43-OUT NOV DEZ 2009
 


» LEGISLAÇÃO

O que é laudêmio e em quais situações ele deve pago?


Quem nunca sonhou em morar na beira da praia que atire a primeira pedra – portuguesa, com certeza. Morar de frente para a praia e apreciar o mar e o calçadão desenhado com as famosas pedras portuguesas é um prazer e tanto.

A compra de uma casa próxima ao mar pode ser muito agradável, pero no mucho, pois na hora de efetuar a compra pode-se perceber que há um custo extra para sentir os ares marítmos. estamos falando do laudêmio, o imposto devido pela localização do bem próximo a áreas da marinha (orla, ilhas e lagoas). Ele representa uma taxa de 5% do valor do terreno. imóveis recebidos através de herança ou doação não pagam o tributo.

Poucas pessoas sabem, mas o imposto deve ser pago pelo proprietário, e não pelo comprador, mas na maioria das vezes, por desconhecer a lei, o comprador acaba pagando pela taxa, que, incluída no valor final da compra, inflaciona as vendas.

O comprador, ao adquirir um imóvel situado em terreno da marinha, além das verificações normais, também deve conferir se o imóvel já está inscrito e, consequentemente, já tem o Registro imobiliário Patrimonial (RIP) na Secretaria do Patrimônio da União. Caso o registro já exista, o comprador deve observar se o pagamento das taxas de ocupação está em dia. Se o imóvel ainda não estiver inscrito, apesar de possuir escritura, o comprador deverá negociar a favor de uma possível diferença de laudêmio.

As informações sobre regularização e valor do laudêmio podem ser obtidas no site do ministério do Planejamento, Orçamento e Gestão (www.atendimentovirtual. spu.planejamento.gov.br).

Só no Rio de Janeiro são 107 mil imóveis penalizados com o laudêmio, o que faz do estado o campeão em arrecadação no Brasil, segundo a secretaria de Patrimônio da união (SPU). no ano passado, foram arrecadados R$ 56 milhões para os cofres públicos. Em Niterói, o prefeito Godofredo Pinto extinguiu, no ano passado, o laudêmio de imóveis vendidos em 34 ruas do centro, do Bairro de Fátima, de São Lourenço, de S ão Domingos e do Ingá.

Um pouco de história

O laudêmio existe desde a época da colonização, quando a coroa Portuguesa autorizava a utilização da terra mediante pagamento de uma pensão anual conhecida como foro, e persiste até hoje para terrenos da Iigreja, da União, do Município e de algumas famílias.

A taxação sobre os terrenos da Marinha data da invasão francesa e surgiu como uma taxa de proteção de guerra, pelo custeio das fortificações contra os invasores.

No que se refere à propriedade dessas terras/imóveis, denominados foreiros, hoje consta que a União Federal possui e detém 30% deles, enquanto a Igreja Católica possui
60%, ficando o restante com particulares e com herdeiros da família imperial brasileira.

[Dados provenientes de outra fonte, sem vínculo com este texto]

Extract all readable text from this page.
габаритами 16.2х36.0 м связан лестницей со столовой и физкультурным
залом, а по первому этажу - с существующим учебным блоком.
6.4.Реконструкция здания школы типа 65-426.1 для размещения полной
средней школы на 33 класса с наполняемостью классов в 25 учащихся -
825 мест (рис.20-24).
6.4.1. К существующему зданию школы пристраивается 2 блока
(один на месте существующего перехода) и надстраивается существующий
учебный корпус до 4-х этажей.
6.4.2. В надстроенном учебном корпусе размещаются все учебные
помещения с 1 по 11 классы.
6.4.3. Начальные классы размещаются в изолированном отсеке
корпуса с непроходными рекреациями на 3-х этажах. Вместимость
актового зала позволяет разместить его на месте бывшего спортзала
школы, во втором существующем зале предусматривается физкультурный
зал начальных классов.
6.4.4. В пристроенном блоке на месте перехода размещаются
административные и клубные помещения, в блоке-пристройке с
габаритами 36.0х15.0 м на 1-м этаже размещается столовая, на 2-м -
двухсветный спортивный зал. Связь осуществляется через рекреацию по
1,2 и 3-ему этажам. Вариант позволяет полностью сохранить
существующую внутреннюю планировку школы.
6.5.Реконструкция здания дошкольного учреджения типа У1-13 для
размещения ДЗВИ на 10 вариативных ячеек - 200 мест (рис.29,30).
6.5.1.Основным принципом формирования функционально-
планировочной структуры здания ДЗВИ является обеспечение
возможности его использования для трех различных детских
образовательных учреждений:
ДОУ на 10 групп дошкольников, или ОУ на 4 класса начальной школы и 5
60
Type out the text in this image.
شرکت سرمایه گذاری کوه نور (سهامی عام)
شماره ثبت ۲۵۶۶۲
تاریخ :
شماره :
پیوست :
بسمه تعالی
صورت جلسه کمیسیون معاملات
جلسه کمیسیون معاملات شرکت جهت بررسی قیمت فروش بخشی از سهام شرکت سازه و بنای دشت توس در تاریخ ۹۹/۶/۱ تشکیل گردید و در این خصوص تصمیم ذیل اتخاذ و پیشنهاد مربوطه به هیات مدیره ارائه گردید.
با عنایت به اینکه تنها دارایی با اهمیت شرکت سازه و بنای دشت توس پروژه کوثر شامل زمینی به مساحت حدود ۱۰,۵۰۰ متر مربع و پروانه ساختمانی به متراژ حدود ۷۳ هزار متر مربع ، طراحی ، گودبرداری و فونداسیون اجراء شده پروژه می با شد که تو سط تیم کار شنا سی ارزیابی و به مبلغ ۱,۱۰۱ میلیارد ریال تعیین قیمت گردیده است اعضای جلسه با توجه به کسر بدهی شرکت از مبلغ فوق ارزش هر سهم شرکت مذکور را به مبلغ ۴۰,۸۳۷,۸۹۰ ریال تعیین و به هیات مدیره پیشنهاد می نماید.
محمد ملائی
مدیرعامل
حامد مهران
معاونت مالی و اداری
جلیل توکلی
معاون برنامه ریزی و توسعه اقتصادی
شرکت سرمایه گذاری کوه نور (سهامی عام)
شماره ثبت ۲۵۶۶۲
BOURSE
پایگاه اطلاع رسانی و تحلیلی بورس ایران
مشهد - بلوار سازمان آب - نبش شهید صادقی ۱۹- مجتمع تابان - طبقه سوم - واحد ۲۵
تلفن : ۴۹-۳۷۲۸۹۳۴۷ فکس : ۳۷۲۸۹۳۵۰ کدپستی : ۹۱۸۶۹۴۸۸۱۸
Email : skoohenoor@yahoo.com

Os proprietários de imóveis foreiros pagam laudêmio a cada transação de troca de propriedade. Quem não tem como comprovar título de propriedade anterior a 1946 paga 5% ao ano.

Cobrança do laudêmio em xeque

O laudêmio pode estar prestes a deixar de existir. O primeiro passo nessa direção foi sua suspensão por tempo indeterminado depois de terem sido provadas controvérsias em sua cobrança na Região Oceânica de Niterói e em algumas localidades litorâneas do Rio. A decisão foi tomada em setembro pela desembargadora Salete Maccalóz, da 7ª turma especializada do TRF.

“Na Região Oceânica de Niterói ocorreu um fato que causou a mobilização. As pessoas compravam imóveis e não eram informadas sobre a obrigatoriedade de pagar o laudêmio. tiravam certidões, documentos e nenhuma irregularidade era
apontada, até tentarem vender o imóvel. Nesse momento, esse imposto passava a ser exigido para a venda ser oficializada”, explica o presidente da Associação dos Moradores do Jardim Imbuí, em Niterói, Renan Lacerda.

A estranheza da situação levou o Deputado Estadual Paulo Ramos (PDT) a abrir CPI para apurar o porquê de a cobrança estar sendo feita dessa maneira. O advogado da associação
dos moradores, José Marinho dos Santos, conseguiu três decisões contra a Secretaria de Patrimônio da União, das quais uma delas suspende a cobrança desse imposto por tempo indeterminado.

A suspensão abre brecha para outras medidas mais incisivas contra o laudêmio, como a diminuição do valor bruto do imposto e o fim definitivo dele. “Gostaríamos de saber também onde foi parar esse dinheiro de imposto pago até aqui, pois dizem que ele vai para a Marinha, mas esta nunca nos proporcionou nada”, reclama Renan.